Matt Smith and Trey Darnell have been together for seven years now. About a year ago, they had to travel outside Tennessee to get married, and in that same year, they adopted their daughter Harper.
The entire time they've been together they've lived in the Tri-Cities and they're confident that one day everyone will finally accept they're just a regular family.
"It's definitely trickling down to this area from more urban areas and metropolitan but it's just taking time to get to the Tri-Cities, but it's coming," says Trey.
"It's great to have the community come together and just share and be welcoming towards each other," adds Matt.
Kenn Lyon is the executive director of the Pride Community Center of the Tri-Cities and says he's excited about creating a permanent change in the region. 2015 is when he hopes to open the building to the Pride Community Center, but they need grants to make that happen.

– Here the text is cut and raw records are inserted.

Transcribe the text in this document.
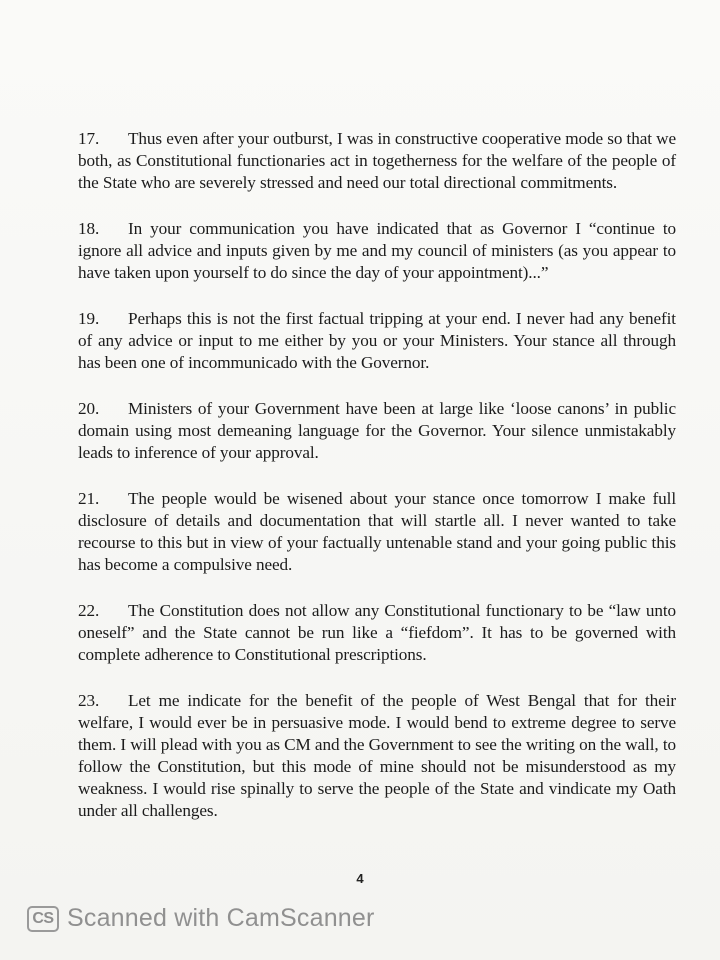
17. Thus even after your outburst, I was in constructive cooperative mode so that we both, as Constitutional functionaries act in togetherness for the welfare of the people of the State who are severely stressed and need our total directional commitments.

18. In your communication you have indicated that as Governor I “continue to ignore all advice and inputs given by me and my council of ministers (as you appear to have taken upon yourself to do since the day of your appointment)...”

19. Perhaps this is not the first factual tripping at your end. I never had any benefit of any advice or input to me either by you or your Ministers. Your stance all through has been one of incommunicado with the Governor.

20. Ministers of your Government have been at large like ‘loose canons’ in public domain using most demeaning language for the Governor. Your silence unmistakably leads to inference of your approval.

21. The people would be wisened about your stance once tomorrow I make full disclosure of details and documentation that will startle all. I never wanted to take recourse to this but in view of your factually untenable stand and your going public this has become a compulsive need.

22. The Constitution does not allow any Constitutional functionary to be “law unto oneself” and the State cannot be run like a “fiefdom”. It has to be governed with complete adherence to Constitutional prescriptions.

23. Let me indicate for the benefit of the people of West Bengal that for their welfare, I would ever be in persuasive mode. I would bend to extreme degree to serve them. I will plead with you as CM and the Government to see the writing on the wall, to follow the Constitution, but this mode of mine should not be misunderstood as my weakness. I would rise spinally to serve the people of the State and vindicate my Oath under all challenges.

4
CS Scanned with CamScanner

Once it's open, the center will help fund programs for LGBT youth, provide counseling and help educate people in the area.
"We're really just excited about the support we've received and excited about creating this kind of positive social change in the region and letting it be something that becomes a new way of living for everyone in the area," adds Lyon.
As for Matt, Trey and Harper, they're looking forward to the next event.
Lyon also tells News 5 to make Sunday's event possible, the Pride Community was lucky enough to receive their first ever grant from the Appalachian Community Fund.